WEDDING PHOTOGRAPHY TIPS


AS PUBLISHED IN "THE PEOPLES' POST" NEWSPAPER DURING 2009

Weddings and Photography! - tip number 1.

This is a big question! Best left to a reputable professional photographer, the most important aspect is the professional relationship and understanding between the couple and their photographer.

Pre-wedding meetings are essential and I like to suggest an informal “engagement” shoot at a relaxed venue at least a week before the wedding.

Brides are advised to check the what exactly is included in their wedding shoot packages. It's a case of horses for courses. However, it is best to ensure that your precious Rands are spent on a solid reliable photographer with decent equipment first, before the gimmicks.

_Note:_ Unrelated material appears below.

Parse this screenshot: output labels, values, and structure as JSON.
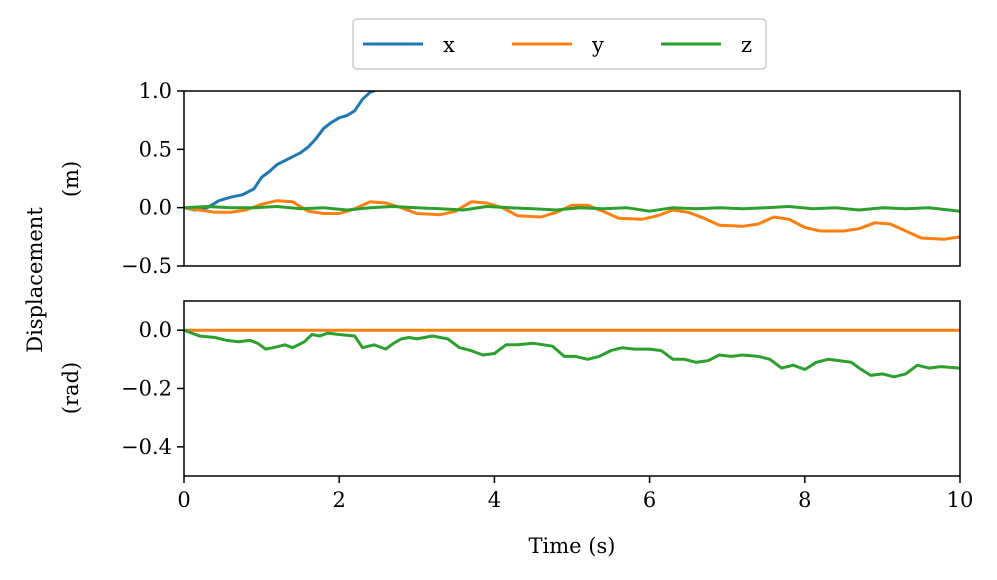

A number of suppliers these days rely heavily on fixing errors and adding special effects afterwards using the computer – so called “photoshopping”. This can lead to long delays, sometimes up to 4 weeks or longer, in finished work being delivered to the happy couple.

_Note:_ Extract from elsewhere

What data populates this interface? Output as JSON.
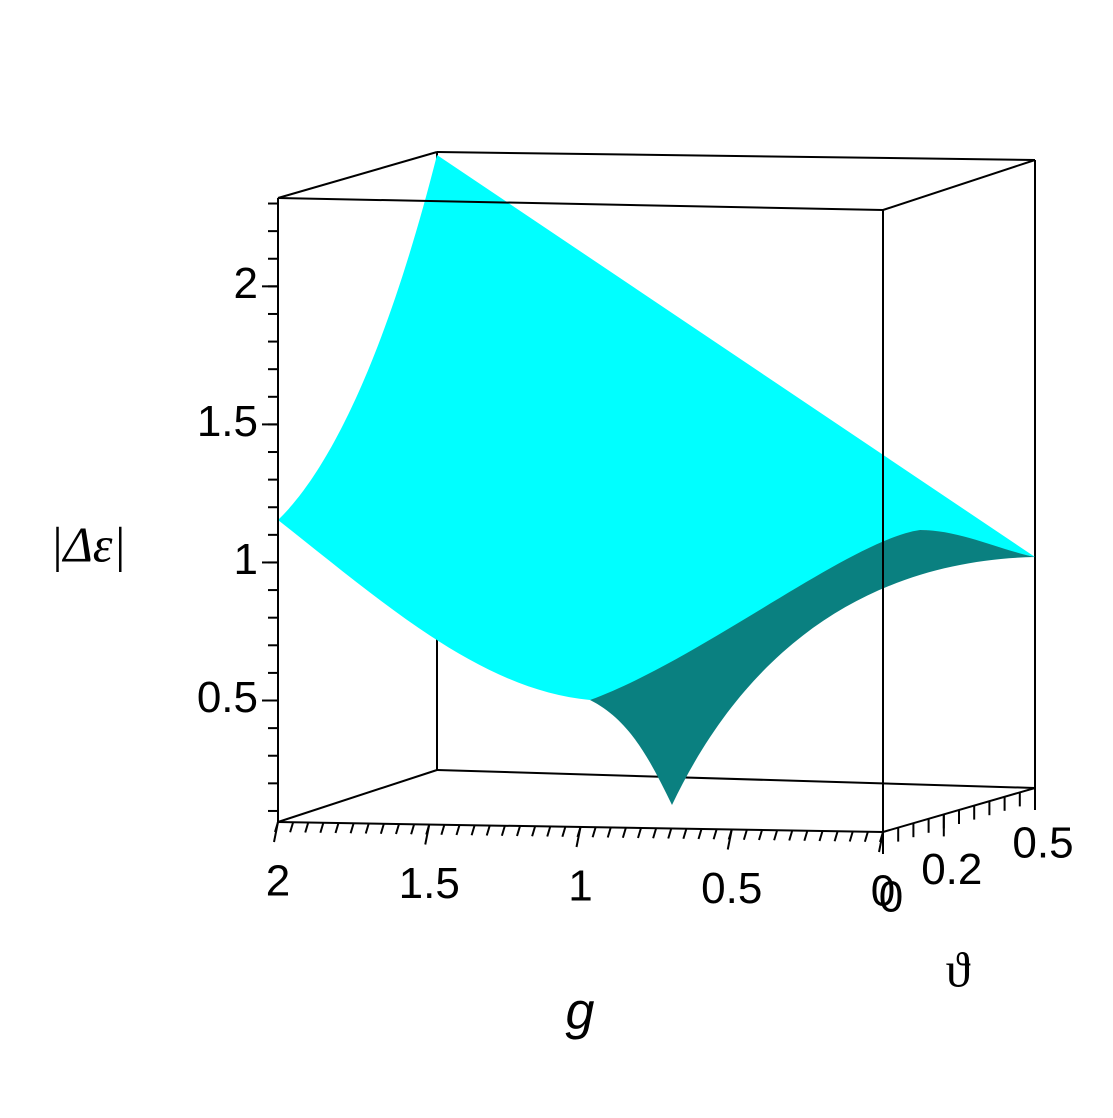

Best clear this upfront before paying your deposit.

More Weddings and Photography! Tip Number 2

What to do if we can't afford a big wedding shoot? The cheapest approach is an all-digital shoot, preferably professional. Prints and enlargements can always be done later, but it is important that the actual photography is as professional as possible.

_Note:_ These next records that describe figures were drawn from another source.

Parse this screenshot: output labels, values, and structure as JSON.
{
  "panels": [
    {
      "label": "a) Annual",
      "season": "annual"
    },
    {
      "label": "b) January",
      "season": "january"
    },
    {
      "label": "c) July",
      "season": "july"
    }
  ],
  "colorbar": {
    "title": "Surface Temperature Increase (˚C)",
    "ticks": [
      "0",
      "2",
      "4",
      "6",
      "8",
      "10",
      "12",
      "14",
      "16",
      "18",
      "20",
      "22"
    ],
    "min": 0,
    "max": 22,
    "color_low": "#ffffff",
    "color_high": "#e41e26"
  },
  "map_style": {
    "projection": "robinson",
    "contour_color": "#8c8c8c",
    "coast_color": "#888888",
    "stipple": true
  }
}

If you simply have to use a favourite aunt or uncle to take pics, here are some tips:

  • Make sure that they shoot from the best possible position and that they shoot at the highest possible digital resolution their camera can do.
  • If they are using film, ask them to use quality film and even a roll of black and white film for closeups of the couple.
  • Rather shoot off too many photos than too few.
  • Watch the lighting situation and remember to use flash!
  • Ask the person with the camera to break away with bride and groom for some personal pics right after the ceremony. Avoid crowds.
  • Be aware of the background in the photo. Ask the photographer to take a few shallow depth of field shots (more later).
  • Finally, have a backup person with a second camera.